Obiekt uderzył w satelitę na orbicie Ziemi, pozostawiając dziurę

Nieznany mały obiekt, poruszający się z prędkością tysięcy mil na godzinę, przebił satelitę na orbicie Ziemi.

Firma satelitarna NanoAvionics opublikowała w Internecie zdjęcia przedstawiające uszkodzenia satelity MP42, wystrzelonego w 2022 r. i zaprojektowanego do obsługi kilku instrumentów dla różnych klientów. Źródło dziury w obiekcie wielkości ciecierzycy jest niepewne, ale zdarzenie to podkreśla rosnące ryzyko dla statków kosmicznych krążących wokół naszej planety.

„Bez względu na to, czy doszło do uderzenia mikrometeoru, czy kawałka śmiecia kosmicznego, kolizja uwydatnia potrzebę odpowiedzialnych operacji kosmicznych na orbicie i skłania do refleksji nad odpornością satelitów na tego typu zdarzenia” – twierdzi firma opublikowane w Internecie.

ZOBACZ TAKŻE:

Naukowiec z NASA obejrzał pierwsze zdjęcia z Voyagera. To, co zobaczył, przyprawiło go o dreszcze.

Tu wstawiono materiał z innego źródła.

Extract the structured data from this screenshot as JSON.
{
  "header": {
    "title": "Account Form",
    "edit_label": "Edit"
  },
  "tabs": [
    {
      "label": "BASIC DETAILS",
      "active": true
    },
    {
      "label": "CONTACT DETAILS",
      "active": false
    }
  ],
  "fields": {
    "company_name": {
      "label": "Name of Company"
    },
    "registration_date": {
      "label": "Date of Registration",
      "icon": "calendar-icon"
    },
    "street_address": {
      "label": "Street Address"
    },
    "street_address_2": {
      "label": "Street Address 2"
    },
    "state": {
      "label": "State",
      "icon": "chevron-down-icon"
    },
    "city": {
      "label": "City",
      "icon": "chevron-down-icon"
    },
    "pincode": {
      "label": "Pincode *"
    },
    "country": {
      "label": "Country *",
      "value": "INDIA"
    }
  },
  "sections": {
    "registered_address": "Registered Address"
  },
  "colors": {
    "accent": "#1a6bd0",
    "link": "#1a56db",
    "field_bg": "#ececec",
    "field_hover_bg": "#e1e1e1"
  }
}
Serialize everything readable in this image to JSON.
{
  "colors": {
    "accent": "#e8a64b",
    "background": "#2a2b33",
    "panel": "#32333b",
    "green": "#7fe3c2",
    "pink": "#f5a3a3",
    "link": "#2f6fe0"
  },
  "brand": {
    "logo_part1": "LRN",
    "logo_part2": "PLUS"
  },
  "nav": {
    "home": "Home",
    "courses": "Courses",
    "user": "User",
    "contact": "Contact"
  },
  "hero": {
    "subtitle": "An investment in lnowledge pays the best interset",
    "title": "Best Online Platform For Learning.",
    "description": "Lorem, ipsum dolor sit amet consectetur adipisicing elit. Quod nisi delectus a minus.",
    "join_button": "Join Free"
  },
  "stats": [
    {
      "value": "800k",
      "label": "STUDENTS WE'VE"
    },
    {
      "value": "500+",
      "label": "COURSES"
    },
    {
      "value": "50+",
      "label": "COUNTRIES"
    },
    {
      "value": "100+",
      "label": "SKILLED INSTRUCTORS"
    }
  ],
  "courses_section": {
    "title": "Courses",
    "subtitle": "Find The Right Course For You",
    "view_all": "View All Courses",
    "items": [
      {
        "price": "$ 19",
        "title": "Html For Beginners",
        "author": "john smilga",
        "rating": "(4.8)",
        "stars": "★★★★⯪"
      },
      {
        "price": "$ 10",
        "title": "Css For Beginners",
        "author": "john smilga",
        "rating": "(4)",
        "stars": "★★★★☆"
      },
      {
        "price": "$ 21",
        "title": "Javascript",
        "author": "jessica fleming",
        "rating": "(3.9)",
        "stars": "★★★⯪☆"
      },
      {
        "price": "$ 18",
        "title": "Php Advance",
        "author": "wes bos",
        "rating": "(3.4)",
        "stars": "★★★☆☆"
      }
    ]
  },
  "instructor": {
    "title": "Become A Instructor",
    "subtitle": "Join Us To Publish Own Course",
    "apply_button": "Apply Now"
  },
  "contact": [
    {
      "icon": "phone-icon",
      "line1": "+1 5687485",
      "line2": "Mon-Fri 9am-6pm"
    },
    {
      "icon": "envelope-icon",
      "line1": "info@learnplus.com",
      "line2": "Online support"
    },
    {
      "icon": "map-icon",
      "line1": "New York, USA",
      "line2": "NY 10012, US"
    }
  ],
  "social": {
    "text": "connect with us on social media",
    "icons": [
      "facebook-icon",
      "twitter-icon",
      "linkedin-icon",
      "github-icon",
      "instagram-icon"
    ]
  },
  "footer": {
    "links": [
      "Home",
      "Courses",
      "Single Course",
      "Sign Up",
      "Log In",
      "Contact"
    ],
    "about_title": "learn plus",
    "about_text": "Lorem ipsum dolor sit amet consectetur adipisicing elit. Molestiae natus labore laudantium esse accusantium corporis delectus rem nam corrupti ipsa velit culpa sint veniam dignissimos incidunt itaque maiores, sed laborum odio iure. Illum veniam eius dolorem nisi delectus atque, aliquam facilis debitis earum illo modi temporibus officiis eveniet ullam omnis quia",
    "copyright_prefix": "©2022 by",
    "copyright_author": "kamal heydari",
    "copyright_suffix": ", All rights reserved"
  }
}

Chociaż naturalne uderzenia małych meteoroidów – które są fragmentami asteroidy – są nieuniknione w naszym Układzie Słonecznym (miejscu pełnym asteroid), zarówno agencje kosmiczne, jak i firmy nie chcą, aby zwiększała się ilość śmieci kosmicznych wytwarzanych przez człowieka. Zagrażałoby to oczywiście interesom wszystkich i mogłoby ostatecznie wywołać efekt domina w postaci stale narastających kolizji kosmicznych, zwany efektem Kesslera. (Mashable rozmawiał wcześniej z Donem Kesslerem, byłym starszym naukowcem zajmującym się badaniami śmieci orbitalnych w NASA, na temat ryzyka związanego z odpadami).

Na szczęście uderzenie satelity MP42 nie przyczyniło się do powstania śmieci, ale jak pokazano poniżej, pozostawiło dziurę w panelu słonecznym.

Zmienna prędkość światła

W lewym dolnym rogu powiększony widok pokazuje sześciomilimetrowy (ćwierćcalowy) otwór pozostawiony przez niedawną kolizję.
Źródło: Kongsberg NanoAvionics

Firma NanoAvionics zauważyła, że ​​przystąpiła do Karty Zero Debris Europejskiej Agencji Kosmicznej, której celem jest znaczne ograniczenie powstawania nowych śmieci kosmicznych do 2030 r. Już mały obiekt ma wielką moc. „Zderzenie z cząstką o średnicy 1 cm poruszającą się z prędkością 10 km/s (a jest ich około miliona na orbicie) uwalnia tę samą energię, co mały samochód rozbijający się z prędkością 40 km/h” – podała agencja.

„Przyłączając się do tej inicjatywy, pomagamy zapewnić, że satelity NanoAvionics i satelity naszych klientów działają w sposób odpowiedzialny i przyczyniają się do bezpieczniejszej przyszłości w przestrzeni kosmicznej” – napisał NanoAvionics.

Odpowiedzialne działanie oznacza, że ​​nieczynne statki kosmiczne same wyrzucają się do atmosfery ziemskiej, gdzie w dużej mierze ulegają spaleniu. Oznacza to również projektowanie statków, które nie uwalniają celowo śmieci kosmicznych (takich jak osłony obiektywu lub części rakiet), uważne monitorowanie potencjalnych kolizji (na przykład Międzynarodowa Stacja Kosmiczna musi czasami się poruszać, aby uniknąć zwiększonego zagrożenia uderzeniem) oraz oczywiście zniechęcając do nieodpowiedzialnego niszczenia statków kosmicznych.

Obecnie nieuregulowane śmieci orbitalne przenikają obecnie obszar przestrzeni wokół Ziemi zwany niską orbitą okołoziemską (LEO).

„LEO to orbitalne składowisko śmieci” – NASA wyjaśnione. „W LEO przelatują miliony kawałków kosmicznych śmieci. Większość śmieci orbitalnych to obiekty wytworzone przez człowieka, takie jak kawałki statku kosmicznego, maleńkie plamki farby ze statku kosmicznego, części rakiet, niedziałające już satelity lub eksplozje obiekty na orbicie krążące po przestrzeni kosmicznej z dużą prędkością.”